Судя по письму, Олек с недавних пор служил в рабочем батальоне Красной Армии под Сталинградом. Но сейчас писал из Москвы.
Сверчевский захотел, не откладывая, ответить. Взяв в руки перо, поостыл. Ачинск расписывать, о Максе писать, о Вязьме? Пытаться рассеять туман, какой напустил Олек на двух вырванных из тетради страничках? Напустил — следовательно, имелись причины.
Письмо Завадского породило легкое беспокойство. Вдаваться во все это тем не менее не было у него ни времени, ни охоты. На носу — весна: очередной выпуск, новый набор, полевые учения…
Выпуск отмечался с неуклонно–педантичной торжественностью: перед строем зачитывали приказ о первом офицерском звании, вручались первые погоны с узким просветом и лейтенантскими звездочками. Начальник напутствовал с подобающим подъемом.
Лейтенантов готовили ускоренно, свою речь Сверчевский помнил назубок, но всякий раз остро ощущал расстояние, отделяющее его от свежеиспеченных офицеров. Большинству из них недолго красоваться в погонах. Взводному — поднимать в атаку… Но сейчас юный офицер улыбчив, косится на свежий, еще не примятый шинелью погон. Все перед ним расцвечено радужными красками надежд. И эшелон, и будушие атаки, и письма, какие он будет слать с передовой вчерашней однокласснице, и ответные из далекого Владивостока, и уверенность, что смерть, увечье, беда караулят кого угодно, только не его. У него впереди — неистребимая молодость, удачи, любовь…
Сверчевский всматривался в юные, старательно, до царапин выбритые лица, скользил взглядом по едва успевшим отрасти, но уже тщательно зачесанным назад волосам.
У меня, сравнивал он, все позади. Кроме старости. Мой удел — будничные заботы о новом наборе, об авитаминозе, которым грозит весна, о летних лагерях. Ну, конечно, семейные обязанности.
Работа глушит тоску. Одиночество напоминало о себе вечерами, когда стихали классы и коридоры, замолкал телефон, а в незашторенное окно колко светили сибирские звезды.
Он не спешил домой. Лучше уж здесь, в пустом кабинете с картой, где флажками обозначена линия фронта, с просторным письменным столом; в левой тумбе — три читаные–перечитанные тома: Чехов, Лермонтов, Сенкевич.

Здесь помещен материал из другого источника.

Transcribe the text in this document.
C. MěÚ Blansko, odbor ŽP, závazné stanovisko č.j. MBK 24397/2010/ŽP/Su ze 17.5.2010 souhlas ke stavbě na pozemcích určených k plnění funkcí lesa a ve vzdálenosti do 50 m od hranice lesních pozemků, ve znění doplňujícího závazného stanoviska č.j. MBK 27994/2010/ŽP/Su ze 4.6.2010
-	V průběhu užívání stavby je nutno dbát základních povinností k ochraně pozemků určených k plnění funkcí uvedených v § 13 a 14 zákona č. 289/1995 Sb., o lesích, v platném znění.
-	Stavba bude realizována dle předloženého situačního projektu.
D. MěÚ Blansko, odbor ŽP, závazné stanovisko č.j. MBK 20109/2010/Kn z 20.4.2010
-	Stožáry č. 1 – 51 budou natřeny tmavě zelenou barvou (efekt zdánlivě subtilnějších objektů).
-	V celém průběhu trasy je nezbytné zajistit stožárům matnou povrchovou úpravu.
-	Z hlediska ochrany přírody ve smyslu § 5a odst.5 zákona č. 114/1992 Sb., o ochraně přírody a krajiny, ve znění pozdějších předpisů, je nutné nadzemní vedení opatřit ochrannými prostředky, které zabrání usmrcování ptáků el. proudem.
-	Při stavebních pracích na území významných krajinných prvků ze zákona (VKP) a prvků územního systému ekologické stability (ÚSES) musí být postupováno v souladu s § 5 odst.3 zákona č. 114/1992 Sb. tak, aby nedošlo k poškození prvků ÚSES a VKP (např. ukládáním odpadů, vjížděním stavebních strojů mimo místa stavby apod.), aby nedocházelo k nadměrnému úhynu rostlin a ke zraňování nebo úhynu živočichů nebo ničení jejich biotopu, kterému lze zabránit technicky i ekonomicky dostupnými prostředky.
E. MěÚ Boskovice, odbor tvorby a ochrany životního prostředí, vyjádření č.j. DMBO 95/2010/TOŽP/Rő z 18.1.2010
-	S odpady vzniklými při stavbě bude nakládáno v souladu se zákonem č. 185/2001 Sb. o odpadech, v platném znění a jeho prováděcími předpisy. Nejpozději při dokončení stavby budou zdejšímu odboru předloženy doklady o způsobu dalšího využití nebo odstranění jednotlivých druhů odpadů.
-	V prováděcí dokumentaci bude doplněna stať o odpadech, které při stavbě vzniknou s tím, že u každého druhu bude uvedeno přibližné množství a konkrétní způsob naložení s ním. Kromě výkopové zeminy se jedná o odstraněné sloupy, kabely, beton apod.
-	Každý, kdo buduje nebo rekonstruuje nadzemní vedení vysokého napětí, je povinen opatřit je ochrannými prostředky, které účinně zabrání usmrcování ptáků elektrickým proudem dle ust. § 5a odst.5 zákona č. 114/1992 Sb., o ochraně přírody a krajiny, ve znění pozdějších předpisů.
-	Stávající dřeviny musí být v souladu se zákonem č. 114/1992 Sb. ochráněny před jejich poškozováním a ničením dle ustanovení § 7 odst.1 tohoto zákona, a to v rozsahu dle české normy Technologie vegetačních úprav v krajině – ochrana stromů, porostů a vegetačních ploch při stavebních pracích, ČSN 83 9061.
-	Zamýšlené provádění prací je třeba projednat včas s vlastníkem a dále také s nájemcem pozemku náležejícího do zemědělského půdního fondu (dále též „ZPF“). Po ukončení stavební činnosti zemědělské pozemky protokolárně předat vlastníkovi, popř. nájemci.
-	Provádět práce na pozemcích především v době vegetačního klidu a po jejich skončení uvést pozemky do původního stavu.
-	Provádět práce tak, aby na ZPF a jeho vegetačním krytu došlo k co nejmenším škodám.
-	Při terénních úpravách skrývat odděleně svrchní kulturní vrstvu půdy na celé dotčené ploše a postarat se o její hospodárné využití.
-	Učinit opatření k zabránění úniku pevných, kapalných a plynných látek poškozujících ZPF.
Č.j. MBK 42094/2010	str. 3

Письмо Завадского, полученное Сверчевским в Ачинске, касалось организации поляков, проживающих в Советском Союзе. Цели уточнялись, возможности определялись, о задачах ведутся споры. Инициаторы группируются вокруг редакции «Nowe Widnokręgi». (Хотя «Новые горизонты» выпускались во Львове с тридцать девятого года, потом в Куйбышеве с мая сорок второго, Сверчевский не читал ни одного номера.) Завадский упоминал двух деятелей. Имя Ванды Василевской было Сверчевскому хорошо известно; об Альфреде Лямпе он слышал впервые…
В январском номере «Новых горизонтов» редакция после долгих колебаний напечатала письмо Тадеуша В. (С фамилиями авторов приходилось обращаться осторожно. За статью, напечатанную в Советском Союзе, отвечать перед гестапо пришлось бы родне автора, оставшейся в оккупированной Польше.) Тадеуш В. писал:
«Сегодня, когда весь мир содрогается от орудийного гула, когда подходит момент окончательного расчета с немцами, когда все прогрессивное, все человеческое на всех континентах и во всех странах ринулось в бой, — мы не хотим оставаться пассивными созерцателями.